Feelings that Might Trigger Cravings To Use and What To Do About Them

Posted by | Alcohol and Drug Use, Relapse Prevention, Wellness | February 02, 2015

Cravings do not usually just come out nowhere. They are born out of our inner experiences. We might have a memory of a challenging experience or we might see a scene on television that sparks thoughts and feelings that triggers a craving. In fact, in many cases, triggers happen unconsciously. That is, they happen without our knowing. For instance, a deeply ingrained thinking pattern might unknowingly ignite old feelings that we are so familiar with but that are negative and challenging.

It’s interesting to note that almost anything can become a trigger depending upon the associations that have formed in our mind. Brain researchers have found that the brain contains a vast network of connections, and we are forming and losing those connections every day depending on what we give our energy to. For instance, if feeling angry meant grabbing a beer again and again, then over time, as that connection got stronger and stronger, then there might be an unconscious connection to drink when feelings of anger arise.

However, part of the task of recovery and sobriety is to become aware of those internal connections and create new and healthier ones. The following is a list of common feelings that have led to cravings for many people. These are the kinds of feelings that many people might want to escape from through drinking or drug use. They’re listed here so that you can begin to become aware of them in yourself.

-anger
-resentment built up over time
-feeling the need to lash out verbally or physically
-guilt for lashing out or guilt for feeling angry
-anxiety, worry, or stress
-boredom
-missing the excitement of using when you’ve experienced it and enjoyed it
-feelings of emptiness, sadness, or depression
-feeling hopeless about the future
-feeling guilty about what you have put your family or others through
-not feeling attractive, smart, or financially stable enough
-feeling a deep sense of shame about who you are
-feeling like no one loves you
-feeling incapable of loving others
-feeling heavy criticism around you
-feeling hurt or left out
-feelings of sorrow about losing someone you love
-deep regret about the past

If you’re have a history of feeling these emotions, perhaps you recognize the connection between one or more of the feelings listed above and a tendency to use. For instance, does feeling regret about your past lead you to get high? Does feeling shame about who you are lead you to drink?

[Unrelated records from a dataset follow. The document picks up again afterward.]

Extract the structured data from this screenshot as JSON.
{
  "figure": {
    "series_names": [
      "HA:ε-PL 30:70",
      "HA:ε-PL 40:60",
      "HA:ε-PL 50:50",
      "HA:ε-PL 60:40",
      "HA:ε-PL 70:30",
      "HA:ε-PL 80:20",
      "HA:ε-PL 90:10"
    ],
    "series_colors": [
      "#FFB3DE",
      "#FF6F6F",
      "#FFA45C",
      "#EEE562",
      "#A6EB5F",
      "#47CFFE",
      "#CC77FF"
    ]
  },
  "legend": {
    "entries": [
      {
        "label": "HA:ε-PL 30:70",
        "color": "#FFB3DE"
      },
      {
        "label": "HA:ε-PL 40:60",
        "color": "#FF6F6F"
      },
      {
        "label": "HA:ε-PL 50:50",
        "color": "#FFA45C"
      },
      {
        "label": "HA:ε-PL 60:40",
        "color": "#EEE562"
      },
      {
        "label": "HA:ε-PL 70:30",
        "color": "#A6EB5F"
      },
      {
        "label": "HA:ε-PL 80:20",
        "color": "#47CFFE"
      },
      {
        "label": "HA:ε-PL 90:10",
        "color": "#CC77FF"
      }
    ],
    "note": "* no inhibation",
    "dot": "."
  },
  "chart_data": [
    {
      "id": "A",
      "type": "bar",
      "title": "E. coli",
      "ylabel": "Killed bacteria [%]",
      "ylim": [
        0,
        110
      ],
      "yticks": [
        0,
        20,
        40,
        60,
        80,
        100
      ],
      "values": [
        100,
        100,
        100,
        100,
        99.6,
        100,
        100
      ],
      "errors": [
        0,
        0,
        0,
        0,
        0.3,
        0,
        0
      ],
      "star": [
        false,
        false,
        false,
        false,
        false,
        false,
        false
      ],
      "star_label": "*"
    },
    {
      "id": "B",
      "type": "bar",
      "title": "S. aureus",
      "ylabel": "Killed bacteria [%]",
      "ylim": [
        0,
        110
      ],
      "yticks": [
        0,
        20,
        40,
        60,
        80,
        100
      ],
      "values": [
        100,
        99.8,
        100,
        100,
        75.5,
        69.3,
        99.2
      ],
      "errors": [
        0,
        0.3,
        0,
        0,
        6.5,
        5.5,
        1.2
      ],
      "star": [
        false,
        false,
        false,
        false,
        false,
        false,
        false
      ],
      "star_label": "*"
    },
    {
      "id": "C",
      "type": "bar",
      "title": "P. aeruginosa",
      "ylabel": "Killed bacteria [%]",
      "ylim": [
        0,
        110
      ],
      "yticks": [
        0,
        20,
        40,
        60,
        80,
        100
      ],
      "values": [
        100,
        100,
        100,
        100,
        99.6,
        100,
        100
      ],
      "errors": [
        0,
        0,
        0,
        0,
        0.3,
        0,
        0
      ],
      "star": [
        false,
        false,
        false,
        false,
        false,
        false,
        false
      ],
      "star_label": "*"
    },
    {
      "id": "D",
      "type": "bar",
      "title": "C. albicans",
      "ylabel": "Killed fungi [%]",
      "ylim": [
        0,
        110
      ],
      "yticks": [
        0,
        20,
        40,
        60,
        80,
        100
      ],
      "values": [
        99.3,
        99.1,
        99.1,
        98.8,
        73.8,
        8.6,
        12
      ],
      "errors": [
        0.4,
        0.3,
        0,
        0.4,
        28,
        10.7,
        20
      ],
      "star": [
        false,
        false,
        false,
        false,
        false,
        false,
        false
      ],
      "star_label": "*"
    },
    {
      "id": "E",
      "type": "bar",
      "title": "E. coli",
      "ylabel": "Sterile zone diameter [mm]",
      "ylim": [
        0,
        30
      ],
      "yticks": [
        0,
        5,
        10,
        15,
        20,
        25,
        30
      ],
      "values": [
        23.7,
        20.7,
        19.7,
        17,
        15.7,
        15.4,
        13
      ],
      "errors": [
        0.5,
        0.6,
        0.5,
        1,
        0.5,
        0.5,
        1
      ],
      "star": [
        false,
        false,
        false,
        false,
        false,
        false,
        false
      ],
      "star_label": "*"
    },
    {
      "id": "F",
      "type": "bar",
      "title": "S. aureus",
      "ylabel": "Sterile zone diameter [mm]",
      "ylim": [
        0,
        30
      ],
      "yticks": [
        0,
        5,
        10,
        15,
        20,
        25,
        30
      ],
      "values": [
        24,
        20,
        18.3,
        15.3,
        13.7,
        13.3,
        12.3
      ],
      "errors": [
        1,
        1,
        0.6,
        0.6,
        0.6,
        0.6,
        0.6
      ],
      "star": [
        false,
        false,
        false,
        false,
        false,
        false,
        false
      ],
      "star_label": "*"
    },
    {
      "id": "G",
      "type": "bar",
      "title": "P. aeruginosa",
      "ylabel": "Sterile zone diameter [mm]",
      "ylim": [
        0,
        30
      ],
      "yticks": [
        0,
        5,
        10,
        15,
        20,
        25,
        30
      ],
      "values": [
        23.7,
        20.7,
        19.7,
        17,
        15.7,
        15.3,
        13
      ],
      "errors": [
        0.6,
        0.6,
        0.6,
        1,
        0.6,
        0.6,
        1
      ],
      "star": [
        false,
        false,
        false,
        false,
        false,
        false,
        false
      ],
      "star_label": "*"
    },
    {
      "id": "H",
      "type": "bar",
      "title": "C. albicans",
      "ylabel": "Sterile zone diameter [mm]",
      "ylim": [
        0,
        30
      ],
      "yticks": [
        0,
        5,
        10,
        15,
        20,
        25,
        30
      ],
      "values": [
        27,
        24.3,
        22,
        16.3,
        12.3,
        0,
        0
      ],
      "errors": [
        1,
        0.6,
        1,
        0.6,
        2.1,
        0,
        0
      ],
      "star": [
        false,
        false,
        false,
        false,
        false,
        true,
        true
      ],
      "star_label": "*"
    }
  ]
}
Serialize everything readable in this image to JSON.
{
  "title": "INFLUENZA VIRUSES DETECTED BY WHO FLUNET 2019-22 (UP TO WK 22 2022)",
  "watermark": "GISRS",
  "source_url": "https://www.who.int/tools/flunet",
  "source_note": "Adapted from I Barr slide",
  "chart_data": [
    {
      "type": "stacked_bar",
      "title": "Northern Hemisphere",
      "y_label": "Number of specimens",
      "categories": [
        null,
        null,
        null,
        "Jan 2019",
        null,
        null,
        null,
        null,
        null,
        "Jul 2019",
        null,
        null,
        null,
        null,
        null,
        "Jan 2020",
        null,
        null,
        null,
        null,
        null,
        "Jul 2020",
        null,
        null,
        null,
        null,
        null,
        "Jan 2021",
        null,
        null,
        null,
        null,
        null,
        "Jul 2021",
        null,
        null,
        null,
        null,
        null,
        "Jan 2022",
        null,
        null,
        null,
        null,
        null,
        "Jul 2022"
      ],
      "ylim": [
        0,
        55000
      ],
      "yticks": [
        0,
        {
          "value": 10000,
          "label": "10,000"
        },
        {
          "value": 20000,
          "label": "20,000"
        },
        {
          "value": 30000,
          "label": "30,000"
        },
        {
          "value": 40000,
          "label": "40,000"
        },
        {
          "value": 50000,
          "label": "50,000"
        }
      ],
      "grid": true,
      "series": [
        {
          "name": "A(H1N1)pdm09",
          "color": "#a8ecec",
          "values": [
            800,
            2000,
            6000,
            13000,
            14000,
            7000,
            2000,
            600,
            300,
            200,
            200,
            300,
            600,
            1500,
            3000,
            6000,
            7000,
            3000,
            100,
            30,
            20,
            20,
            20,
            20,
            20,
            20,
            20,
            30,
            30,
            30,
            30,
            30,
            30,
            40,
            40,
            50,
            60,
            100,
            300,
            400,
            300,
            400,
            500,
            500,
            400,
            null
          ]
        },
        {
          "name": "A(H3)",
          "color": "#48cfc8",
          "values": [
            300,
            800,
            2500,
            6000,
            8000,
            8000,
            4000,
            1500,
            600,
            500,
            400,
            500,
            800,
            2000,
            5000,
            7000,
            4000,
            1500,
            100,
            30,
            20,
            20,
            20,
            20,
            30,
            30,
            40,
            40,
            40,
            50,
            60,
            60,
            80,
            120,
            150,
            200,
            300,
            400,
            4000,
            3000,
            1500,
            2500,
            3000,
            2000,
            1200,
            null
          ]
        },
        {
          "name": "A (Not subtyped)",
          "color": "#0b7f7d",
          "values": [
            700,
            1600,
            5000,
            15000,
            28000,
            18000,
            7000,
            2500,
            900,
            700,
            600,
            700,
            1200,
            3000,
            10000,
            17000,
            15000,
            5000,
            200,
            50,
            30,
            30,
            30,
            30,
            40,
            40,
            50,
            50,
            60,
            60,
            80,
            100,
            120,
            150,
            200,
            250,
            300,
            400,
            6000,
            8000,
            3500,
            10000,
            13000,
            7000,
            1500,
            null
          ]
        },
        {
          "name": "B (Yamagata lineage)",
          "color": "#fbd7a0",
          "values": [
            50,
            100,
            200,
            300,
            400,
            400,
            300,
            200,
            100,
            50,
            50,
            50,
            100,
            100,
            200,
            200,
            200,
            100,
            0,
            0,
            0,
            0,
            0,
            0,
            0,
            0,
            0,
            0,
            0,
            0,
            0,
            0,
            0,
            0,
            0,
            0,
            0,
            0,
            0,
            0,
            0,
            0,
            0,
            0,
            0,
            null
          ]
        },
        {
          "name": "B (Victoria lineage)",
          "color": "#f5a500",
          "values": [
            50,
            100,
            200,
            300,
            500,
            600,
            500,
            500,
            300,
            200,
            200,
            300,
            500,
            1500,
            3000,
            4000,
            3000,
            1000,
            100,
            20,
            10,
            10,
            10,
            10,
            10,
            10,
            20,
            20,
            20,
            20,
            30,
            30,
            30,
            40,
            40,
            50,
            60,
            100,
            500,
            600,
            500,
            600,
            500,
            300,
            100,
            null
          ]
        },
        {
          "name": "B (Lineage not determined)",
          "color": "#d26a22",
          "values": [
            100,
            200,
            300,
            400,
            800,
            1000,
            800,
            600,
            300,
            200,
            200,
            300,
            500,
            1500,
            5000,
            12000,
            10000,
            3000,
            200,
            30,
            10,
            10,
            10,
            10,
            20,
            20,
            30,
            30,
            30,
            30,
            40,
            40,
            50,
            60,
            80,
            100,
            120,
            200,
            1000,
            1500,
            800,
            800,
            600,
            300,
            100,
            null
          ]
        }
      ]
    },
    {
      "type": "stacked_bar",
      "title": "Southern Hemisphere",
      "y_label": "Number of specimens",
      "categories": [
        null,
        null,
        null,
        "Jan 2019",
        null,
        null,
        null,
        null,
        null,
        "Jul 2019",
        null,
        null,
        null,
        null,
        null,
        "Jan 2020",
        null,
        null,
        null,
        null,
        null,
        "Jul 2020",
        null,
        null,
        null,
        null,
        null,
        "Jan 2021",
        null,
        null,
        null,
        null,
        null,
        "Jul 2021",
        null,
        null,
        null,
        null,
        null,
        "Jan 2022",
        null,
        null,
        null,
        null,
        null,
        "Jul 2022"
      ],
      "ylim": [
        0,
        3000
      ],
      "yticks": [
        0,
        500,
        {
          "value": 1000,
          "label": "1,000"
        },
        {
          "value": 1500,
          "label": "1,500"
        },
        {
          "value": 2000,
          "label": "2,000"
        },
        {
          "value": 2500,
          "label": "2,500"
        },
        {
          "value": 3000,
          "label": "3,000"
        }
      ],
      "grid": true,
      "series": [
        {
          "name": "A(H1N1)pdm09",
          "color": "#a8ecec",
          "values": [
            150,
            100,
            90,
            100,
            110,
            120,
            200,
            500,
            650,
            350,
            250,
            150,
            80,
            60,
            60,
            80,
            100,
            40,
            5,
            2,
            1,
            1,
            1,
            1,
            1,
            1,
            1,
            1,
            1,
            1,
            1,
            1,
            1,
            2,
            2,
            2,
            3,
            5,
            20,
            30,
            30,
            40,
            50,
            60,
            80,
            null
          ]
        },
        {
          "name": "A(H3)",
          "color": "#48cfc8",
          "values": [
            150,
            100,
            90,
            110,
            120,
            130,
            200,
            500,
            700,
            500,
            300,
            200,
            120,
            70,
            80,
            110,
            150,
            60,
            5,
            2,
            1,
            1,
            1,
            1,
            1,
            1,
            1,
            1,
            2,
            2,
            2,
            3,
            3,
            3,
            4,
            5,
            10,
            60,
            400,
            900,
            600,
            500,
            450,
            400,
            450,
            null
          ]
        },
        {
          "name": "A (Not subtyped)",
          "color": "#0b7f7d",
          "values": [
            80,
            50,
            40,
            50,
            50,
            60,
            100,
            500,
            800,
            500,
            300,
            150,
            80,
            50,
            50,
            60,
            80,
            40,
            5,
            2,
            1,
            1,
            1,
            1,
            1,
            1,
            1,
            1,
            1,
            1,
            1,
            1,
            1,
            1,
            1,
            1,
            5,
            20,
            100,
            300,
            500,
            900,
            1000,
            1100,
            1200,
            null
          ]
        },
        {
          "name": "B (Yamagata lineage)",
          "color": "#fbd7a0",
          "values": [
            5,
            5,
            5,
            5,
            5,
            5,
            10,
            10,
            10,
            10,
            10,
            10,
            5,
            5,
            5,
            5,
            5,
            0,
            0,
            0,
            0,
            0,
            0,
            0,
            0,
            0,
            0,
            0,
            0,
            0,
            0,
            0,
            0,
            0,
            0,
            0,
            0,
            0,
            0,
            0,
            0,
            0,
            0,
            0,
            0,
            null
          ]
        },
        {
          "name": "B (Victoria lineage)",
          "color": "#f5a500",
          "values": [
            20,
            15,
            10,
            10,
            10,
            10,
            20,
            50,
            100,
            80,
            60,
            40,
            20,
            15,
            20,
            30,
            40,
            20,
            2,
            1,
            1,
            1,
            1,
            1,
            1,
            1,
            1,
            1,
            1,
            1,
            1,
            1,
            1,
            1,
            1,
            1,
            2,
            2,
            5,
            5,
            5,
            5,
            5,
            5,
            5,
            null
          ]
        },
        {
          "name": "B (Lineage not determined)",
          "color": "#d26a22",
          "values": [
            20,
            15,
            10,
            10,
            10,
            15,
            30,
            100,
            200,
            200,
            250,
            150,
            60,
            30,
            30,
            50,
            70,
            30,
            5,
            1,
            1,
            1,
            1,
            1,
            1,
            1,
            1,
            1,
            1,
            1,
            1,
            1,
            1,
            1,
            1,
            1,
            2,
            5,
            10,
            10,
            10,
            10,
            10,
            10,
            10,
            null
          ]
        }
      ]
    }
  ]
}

These are common associations. If you’re noticing any connections, you’re not the only one. These sort of connections are common to have. The first step is to recognize them. Once you’re aware of what you’re doing, you can change it. The next time you’re feeling angry, for example, you might replace drinking with going for a walk. Or the next time you’re feeling regret you might be able to replace getting high with talking about your feelings with a friend you trust. The point is to do something different. Instead of using drugs or drinking when you’re feeling these emotions, choose a new behavior.

The following is a list of new choices to make when you’re experiencing heavy or challenging feelings:

-Take a walk.
-Exercise.
-Write in a journal.
-Vent your feelings in a safe place – with a trusted friend or therapist.
-When you notice a negative thought, change it to a positive one.
-Stay aware of any negative thoughts you say to yourself and change them.
-Go to a yoga class.
-Breathe. There are many breathing techniques to learn that you can implement in times of emotional challenge.
-Go for a bike ride.
-Sit on the beach and think about the best way to respond to the situation you’re bothered with.
-Learn other relaxation techniques to keep yourself more calm throughout the day.
-Tell yourself not to take it personally.
-Coach yourself to make a healthy choice instead of reacting to your feelings.

These are examples of what can replace drinking or drug use when you’re experiencing challenging emotions. However, you probably know what is best for you when faced with feelings that turn into cravings. Practice making the healthier choice in these situations, and in time, it too will be your unconscious way of responding.